I agree with this but the one thing that really sucks is finding a group for non dnd stuff is so much harder. If I post somewhere for a dnd game I'll get ten to twenty responses. For anything else I am lucky to get one.

master0 wrote:

I agree with this but the one thing that really sucks is finding a group for non dnd stuff is so much harder. If I post somewhere for a dnd game I'll get ten to twenty responses. For anything else I am lucky to get one.

5e has clearly dominated the TTRPG space like no other game ever has, and nothing else has ever come close to the kind of market share it's had. When I started playing AD&D in the early 80s, I wound up playing a bunch of different TTRPGs, because people were just cranking different stuff out left and right, but 5e's explosion of popularity kind of nuked everything else in the mid-2010s. That is changing, and I'm seeing more game books on shelves at game stores, and WOTC's OGL fiasco is helping inspire people like Matt Colville and Kobold Press to create their own systems.

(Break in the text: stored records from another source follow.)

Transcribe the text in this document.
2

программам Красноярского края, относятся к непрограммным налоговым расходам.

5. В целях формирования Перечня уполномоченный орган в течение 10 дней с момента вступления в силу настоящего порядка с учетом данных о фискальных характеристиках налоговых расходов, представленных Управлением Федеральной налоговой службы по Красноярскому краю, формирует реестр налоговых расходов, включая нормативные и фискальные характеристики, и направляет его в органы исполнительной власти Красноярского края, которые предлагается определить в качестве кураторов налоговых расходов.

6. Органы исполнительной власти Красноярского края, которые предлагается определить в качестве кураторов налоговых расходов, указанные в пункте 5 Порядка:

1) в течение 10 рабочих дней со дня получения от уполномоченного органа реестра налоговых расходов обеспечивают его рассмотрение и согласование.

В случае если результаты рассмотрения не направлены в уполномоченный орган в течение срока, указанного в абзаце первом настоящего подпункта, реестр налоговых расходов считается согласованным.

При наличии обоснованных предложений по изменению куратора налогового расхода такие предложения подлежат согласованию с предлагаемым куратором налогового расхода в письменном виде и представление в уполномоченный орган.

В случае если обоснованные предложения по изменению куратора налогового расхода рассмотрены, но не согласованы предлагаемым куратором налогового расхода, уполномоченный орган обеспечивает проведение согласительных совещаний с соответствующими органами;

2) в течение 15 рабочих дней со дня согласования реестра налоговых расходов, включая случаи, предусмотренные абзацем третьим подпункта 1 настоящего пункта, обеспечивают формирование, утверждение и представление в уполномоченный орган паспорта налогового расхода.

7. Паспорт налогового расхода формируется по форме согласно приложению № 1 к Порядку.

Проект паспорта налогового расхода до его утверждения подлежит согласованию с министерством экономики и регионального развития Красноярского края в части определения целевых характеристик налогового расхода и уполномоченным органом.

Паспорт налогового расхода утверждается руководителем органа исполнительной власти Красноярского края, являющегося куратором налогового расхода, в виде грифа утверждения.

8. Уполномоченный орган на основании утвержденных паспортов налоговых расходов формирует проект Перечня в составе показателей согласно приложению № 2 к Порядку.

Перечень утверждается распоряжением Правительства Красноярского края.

Even Critical Role has one system out right now with Candela Obscura, and another on the way.

5e and 5.5e (whatever next year's books will be called) are still going to be incredibly popular, but I think the days when it was really the only game out there with any number of people playing it are coming to a close.

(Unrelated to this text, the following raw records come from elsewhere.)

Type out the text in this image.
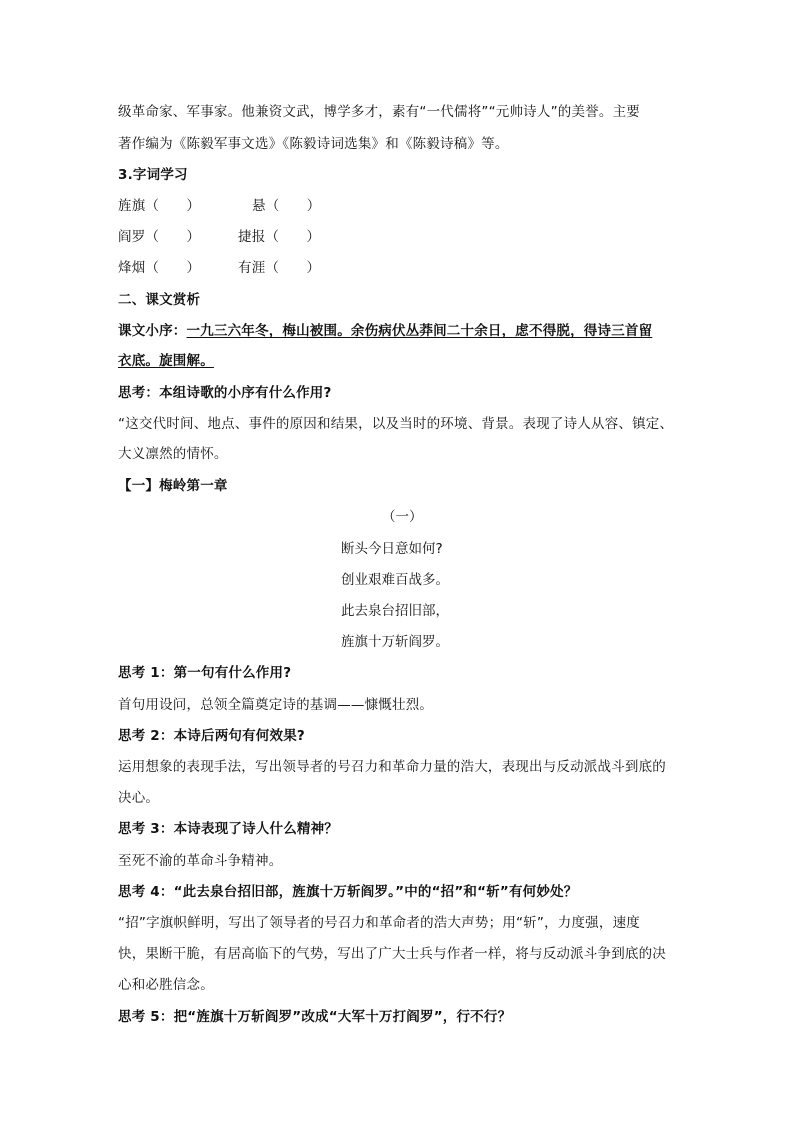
级革命家、军事家。他兼资文武，博学多才，素有“一代儒将”“元帅诗人”的美誉。主要
著作编为《陈毅军事文选》《陈毅诗词选集》和《陈毅诗稿》等。
3.字词学习
旌旗（　　）	悬（　　）
阎罗（　　）	捷报（　　）
烽烟（　　）	有涯（　　）
二、课文赏析
课文小序：一九三六年冬，梅山被围。余伤病伏丛莽间二十余日，虑不得脱，得诗三首留
衣底。旋围解。
思考：本组诗歌的小序有什么作用?
“这交代时间、地点、事件的原因和结果，以及当时的环境、背景。表现了诗人从容、镇定、
大义凛然的情怀。
【一】梅岭第一章
（一）
断头今日意如何?
创业艰难百战多。
此去泉台招旧部，
旌旗十万斩阎罗。
思考 1：第一句有什么作用?
首句用设问，总领全篇奠定诗的基调——慷慨壮烈。
思考 2：本诗后两句有何效果?
运用想象的表现手法，写出领导者的号召力和革命力量的浩大，表现出与反动派战斗到底的
决心。
思考 3：本诗表现了诗人什么精神？
至死不渝的革命斗争精神。
思考 4：“此去泉台招旧部，旌旗十万斩阎罗。”中的“招”和“斩”有何妙处？
“招”字旗帜鲜明，写出了领导者的号召力和革命者的浩大声势；用“斩”，力度强，速度
快，果断干脆，有居高临下的气势，写出了广大士兵与作者一样，将与反动派斗争到底的决
心和必胜信念。
思考 5：把“旌旗十万斩阎罗”改成“大军十万打阎罗”，行不行？
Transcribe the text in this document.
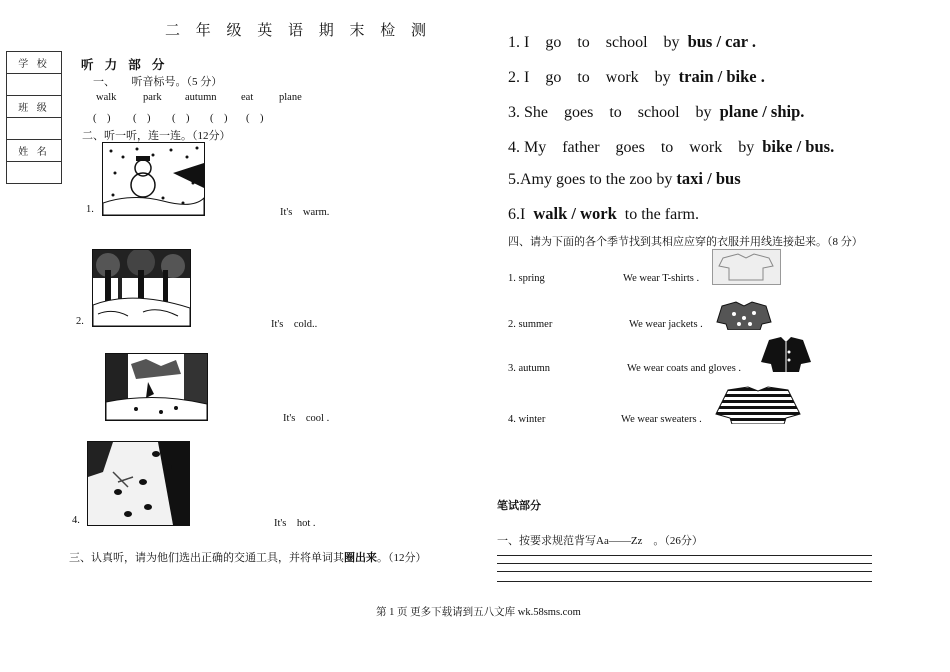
二 年 级 英 语 期 末 检 测
学 校

班 级

姓 名

听 力 部 分
一、　　听音标号。（5 分）
walk	park autumn eat plane
(　) (　) (　) (　) (　)
二、听一听，连一连。（12分）
1.	It's　warm.
2.	It's　cold..
It's　cool .
4.	It's　hot .
三、认真听，请为他们选出正确的交通工具，并将单词其圈出来。（12分）
1. I　go　to　school　by bus / car .
2. I　go　to　work　by train / bike .
3. She　goes　to　school　by plane / ship.
4. My　father　goes　to　work　by bike / bus.
5.Amy goes to the zoo by taxi / bus
6.I walk / work to the farm.
四、请为下面的各个季节找到其相应应穿的衣服并用线连接起来。（8 分）
1. spring	We wear T-shirts .
2. summer	We wear jackets .
3. autumn	We wear coats and gloves .
4. winter	We wear sweaters .
笔试部分
一、按要求规范背写Aa——Zz　。（26分）
第 1 页 更多下载请到五八文库 wk.58sms.com
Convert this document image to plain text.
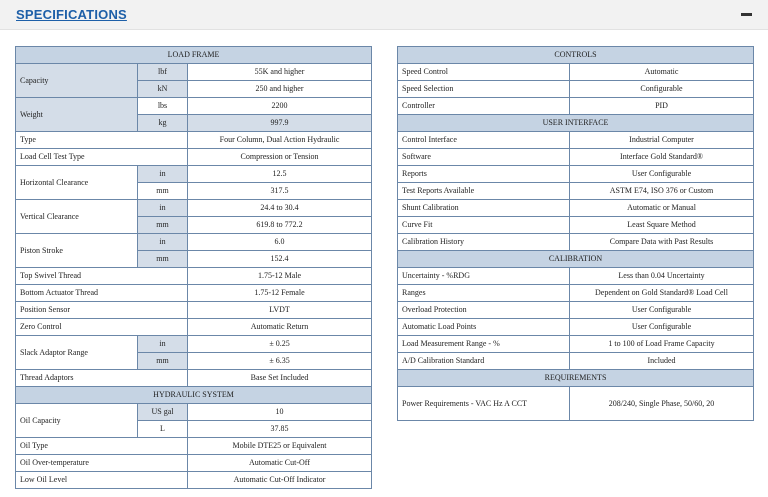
SPECIFICATIONS
LOAD FRAME		
Capacity	lbf	55K and higher
	kN	250 and higher
Weight	lbs	2200
	kg	997.9
Type		Four Column, Dual Action Hydraulic
Load Cell Test Type		Compression or Tension
Horizontal Clearance	in	12.5
	mm	317.5
Vertical Clearance	in	24.4 to 30.4
	mm	619.8 to 772.2
Piston Stroke	in	6.0
	mm	152.4
Top Swivel Thread		1.75-12 Male
Bottom Actuator Thread		1.75-12 Female
Position Sensor		LVDT
Zero Control		Automatic Return
Slack Adaptor Range	in	± 0.25
	mm	± 6.35
Thread Adaptors		Base Set Included
HYDRAULIC SYSTEM		
Oil Capacity	US gal	10
	L	37.85
Oil Type		Mobile DTE25 or Equivalent
Oil Over-temperature		Automatic Cut-Off
Low Oil Level		Automatic Cut-Off Indicator
CONTROLS	
Speed Control	Automatic
Speed Selection	Configurable
Controller	PID
USER INTERFACE	
Control Interface	Industrial Computer
Software	Interface Gold Standard®
Reports	User Configurable
Test Reports Available	ASTM E74, ISO 376 or Custom
Shunt Calibration	Automatic or Manual
Curve Fit	Least Square Method
Calibration History	Compare Data with Past Results
CALIBRATION	
Uncertainty - %RDG	Less than 0.04 Uncertainty
Ranges	Dependent on Gold Standard® Load Cell
Overload Protection	User Configurable
Automatic Load Points	User Configurable
Load Measurement Range - %	1 to 100 of Load Frame Capacity
A/D Calibration Standard	Included
REQUIREMENTS	
Power Requirements - VAC Hz A CCT	208/240, Single Phase, 50/60, 20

Agreed. There are more and better other RPGs than ever before right now, although the hobby is also dominated by D&D more than ever as well.

master0 wrote:
MikeSands wrote:

A lot of this issues seem to me to come from the way D&D has developed. There are all these expectations ("dungeons are filled with traps!" etc) which are now included all the time, because that's what people associate with D&D. And there's a lot of things in there, because of the 50 years of accumulated traditions.

However, most people actually want to play only one approach to D&D, not a buffet filled with everything that's been associated with any approach to playing D&D. Which means all the stuff there for those other people is either nonsensical, useless, or directly works against the game you want to play.

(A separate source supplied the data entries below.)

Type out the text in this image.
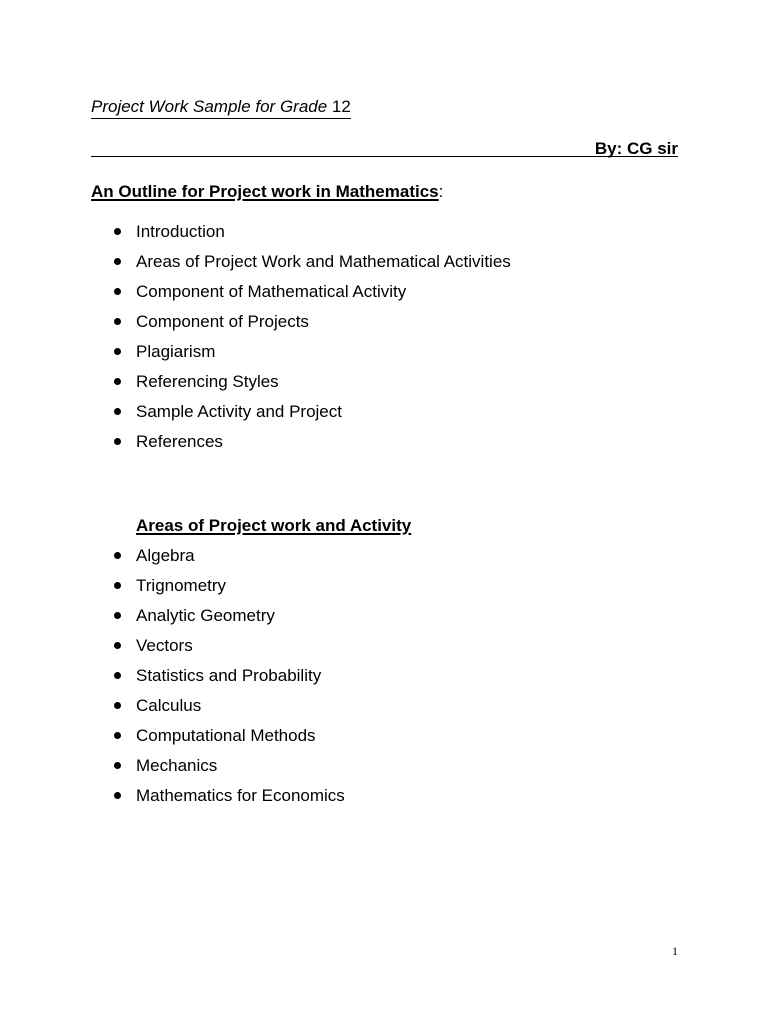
Project Work Sample for Grade 12
By: CG sir
An Outline for Project work in Mathematics:
Introduction
Areas of Project Work and Mathematical Activities
Component of Mathematical Activity
Component of Projects
Plagiarism
Referencing Styles
Sample Activity and Project
References
Areas of Project work and Activity
Algebra
Trignometry
Analytic Geometry
Vectors
Statistics and Probability
Calculus
Computational Methods
Mechanics
Mathematics for Economics
1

(My suggested solution, if one is needed: identify the style of play your group actually wants, and find a game focused on that in particular. It is almost certainly out there already).

I agree with this but the one thing that really sucks is finding a group for non dnd stuff is so much harder. If I post somewhere for a dnd game I'll get ten to twenty responses. For anything else I am lucky to get one.

I'll say, I'm starting to see some cracks in the D&D monolith with pathfinder and some of the OSR stuff. I would still have a hard time getting much of a group together to try out something like Disaster Wing, but there's plenty of interest in Pathfinder right now if you're in a decent sized city

I do hope that some of the new system can get big enough to be self sustaining. Although I'm not so optimistic. That said I do believe dnd has left a huge gap to be exploited. I thought about what it would to take to make a game to overthrow dnd for a while now. And the answer is mostly just a pile of money and a good system designed to take advantage of computers. Something where the on-boarding to learn to be a player or a dm could have a single player component. A bit like modern card games.

Honestly I'll take any improvements really. I do love dnd but after playing it for a while you do realized how many flaws it has in its Frankenstein design.

master0 wrote:

And the answer is mostly just a pile of money and a good system designed to take advantage of computers.

Or a radical simplification and a refocus on imagination. Look at the plethora of Powered By The Apocalypse derived systems, for example, which have a lot less crunch.